Digital Twin supported Structural Health Monitoring of Test Rigs for Wave Energy Applications
Abstract
The objective of this paper is to document the development and application process of a generic Digital Twin (DT) test rig model for Structural Health Monitoring (SHM). The test rig used for Wave Energy Converter (WEC) component testing is represented by a Component Mode Synthesis (CMS) reduced assembly FEM applicable to real time execution. The Finite Element (FE) simulation model can be exported as a Digital Twin model through a Functional Mockup Unit (FMU) to the digital framework for Dual Hardware in the Loop (DHIL) simulations. The simulation model is also used to generate a Reduced Order Model (ROM).
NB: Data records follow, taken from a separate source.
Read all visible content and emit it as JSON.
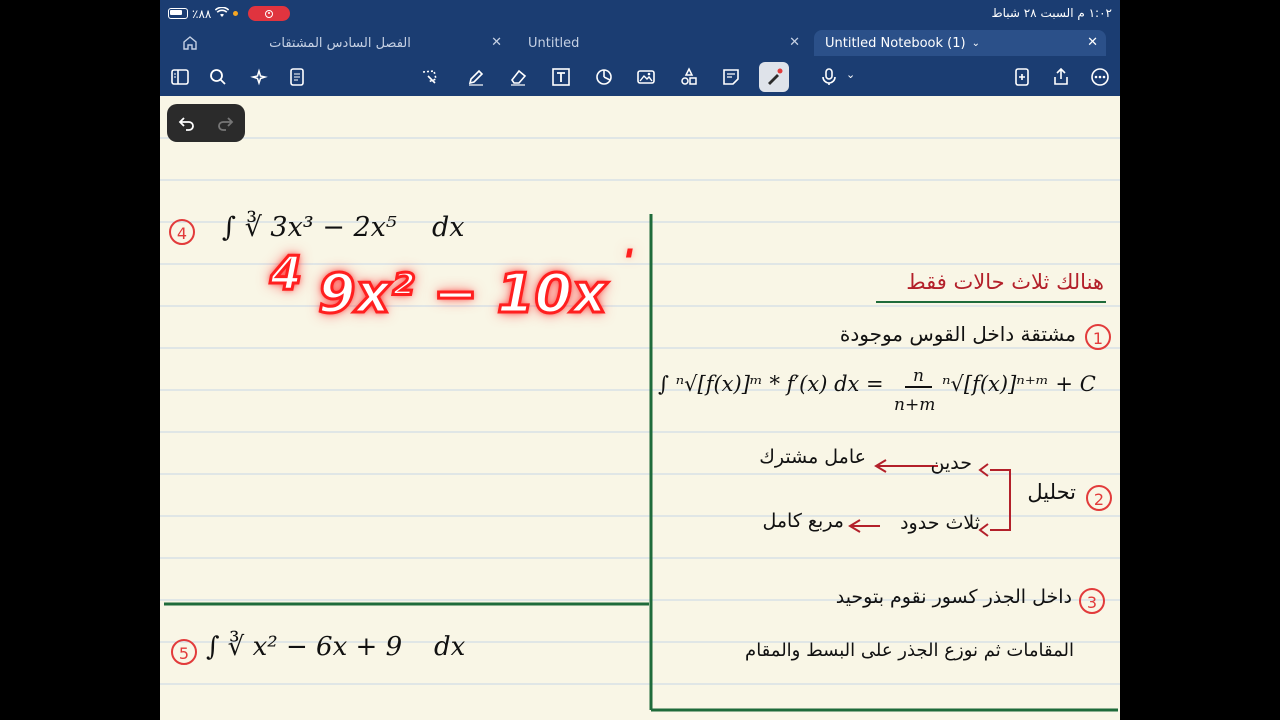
{
  "status_bar": {
    "battery": "٪۸۸",
    "time_date": "١:٠٢ م  السبت ٢٨ شباط"
  },
  "tabs": [
    {
      "label": "الفصل السادس المشتقات"
    },
    {
      "label": "Untitled"
    },
    {
      "label": "Untitled Notebook (1)",
      "chevron": "chevron-down-icon"
    }
  ],
  "toolbar": {
    "left_icons": [
      "sidebar-icon",
      "search-icon",
      "sparkle-icon",
      "document-icon"
    ],
    "center_icons": [
      "lasso-icon",
      "pen-icon",
      "eraser-icon",
      "text-box-icon",
      "shapes-icon",
      "image-icon",
      "elements-icon",
      "sticky-note-icon",
      "laser-pointer-icon",
      "mic-icon"
    ],
    "right_icons": [
      "add-page-icon",
      "share-icon",
      "more-icon"
    ]
  },
  "notes": {
    "problem4": {
      "number": "4",
      "expr_main": "∫ ∛ 3x³ − 2x⁵",
      "dx": "dx"
    },
    "derivative": {
      "arrow": "4",
      "expr": "9x² − 10x",
      "extra": "ˈ"
    },
    "problem5": {
      "number": "5",
      "expr_main": "∫ ∛ x² − 6x + 9",
      "dx": "dx"
    },
    "right": {
      "heading": "هنالك ثلاث حالات فقط",
      "case1_num": "1",
      "case1_text": "مشتقة داخل القوس موجودة",
      "formula_left": "∫ ⁿ√[f(x)]ᵐ * f′(x) dx =",
      "formula_frac_num": "n",
      "formula_frac_den": "n+m",
      "formula_right": "ⁿ√[f(x)]ⁿ⁺ᵐ + C",
      "case2_num": "2",
      "case2_label": "تحليل",
      "case2_a_from": "حدين",
      "case2_a_to": "عامل مشترك",
      "case2_b_from": "ثلاث حدود",
      "case2_b_to": "مربع كامل",
      "case3_num": "3",
      "case3_line1": "داخل الجذر كسور نقوم بتوحيد",
      "case3_line2": "المقامات ثم نوزع الجذر على البسط والمقام"
    }
  },
  "colors": {
    "header": "#1b3d72",
    "paper": "#f9f6e6",
    "rule": "#c7d6e6",
    "divider": "#1f6b3a",
    "accent_red": "#e23b3b"
  }
}
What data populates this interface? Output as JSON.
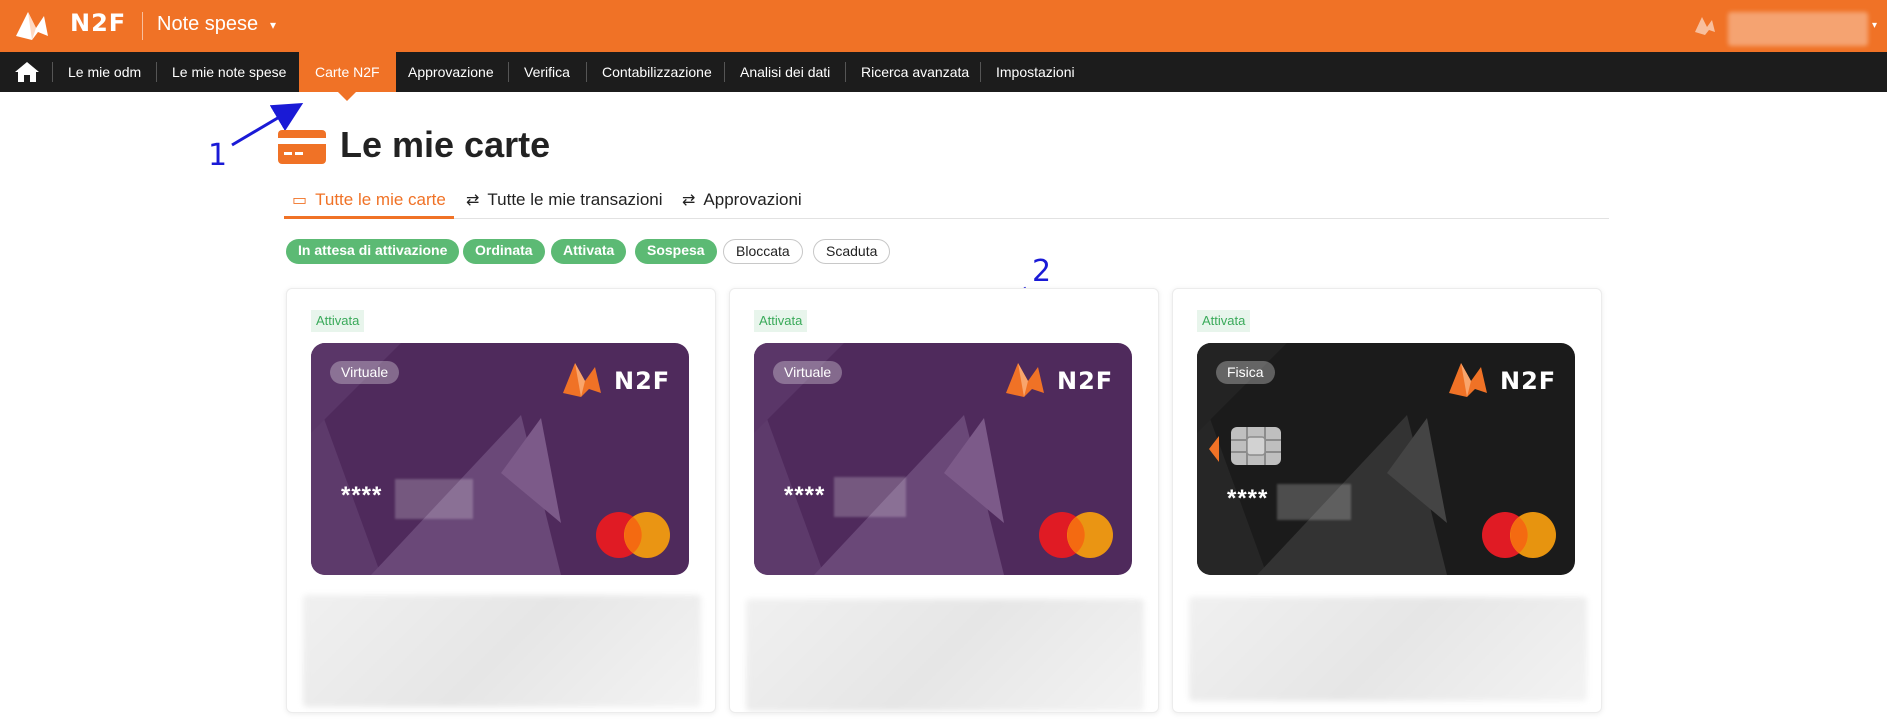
{
  "colors": {
    "brand": "#f07226",
    "nav_bg": "#1c1c1c",
    "status_green": "#5cba74",
    "card_purple": "#4f2a5c",
    "card_black": "#1b1b1b"
  },
  "header": {
    "logo_text": "N2F",
    "app_title": "Note spese",
    "caret": "▾",
    "user_caret": "▾"
  },
  "nav": {
    "home_icon": "home-icon",
    "items": [
      {
        "label": "Le mie odm"
      },
      {
        "label": "Le mie note spese"
      },
      {
        "label": "Carte N2F",
        "active": true
      },
      {
        "label": "Approvazione"
      },
      {
        "label": "Verifica"
      },
      {
        "label": "Contabilizzazione"
      },
      {
        "label": "Analisi dei dati"
      },
      {
        "label": "Ricerca avanzata"
      },
      {
        "label": "Impostazioni"
      }
    ]
  },
  "annotations": [
    "1",
    "2"
  ],
  "page": {
    "title": "Le mie carte",
    "icon": "credit-card-icon"
  },
  "tabs": [
    {
      "label": "Tutte le mie carte",
      "icon": "card-icon",
      "active": true
    },
    {
      "label": "Tutte le mie transazioni",
      "icon": "transfer-icon"
    },
    {
      "label": "Approvazioni",
      "icon": "transfer-icon"
    }
  ],
  "filters": [
    {
      "label": "In attesa di attivazione",
      "style": "green"
    },
    {
      "label": "Ordinata",
      "style": "green"
    },
    {
      "label": "Attivata",
      "style": "green"
    },
    {
      "label": "Sospesa",
      "style": "green"
    },
    {
      "label": "Bloccata",
      "style": "outline"
    },
    {
      "label": "Scaduta",
      "style": "outline"
    }
  ],
  "cards": [
    {
      "status": "Attivata",
      "type": "Virtuale",
      "brand": "N2F",
      "number_mask": "****",
      "variant": "purple"
    },
    {
      "status": "Attivata",
      "type": "Virtuale",
      "brand": "N2F",
      "number_mask": "****",
      "variant": "purple"
    },
    {
      "status": "Attivata",
      "type": "Fisica",
      "brand": "N2F",
      "number_mask": "****",
      "variant": "black"
    }
  ]
}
A digital framework can be configured to simultaneously execute and sample data from physical and virtual FMU/ROM sensors on the WEC test rig during tests. The digital twin model can run in both real time and off-line mode. In real time mode, the physical test rig excitations are sampled and streamed to the digital twin model using open software solutions. Real-time stress and fatigue analysis for the selected load cases can be conducted using virtual strain gauges located at hot spots and identified by a virtual brittle lacquer technique. The streamed data is also buffered and stored on (csv) files for later digital twin off-line execution. The digital framework supporting data sampling, visualization, analytics, event handling, anomaly detection and digital twin execution is based on open-source Python and Streamlit scripts. The digital twin model is prepared and executed by the open-source FEDEM software [Stranden Ø. et al.,2023)] based on both live streaming and historical data. A new two-step FMU and ROM process is developed and applied for DHIL execution.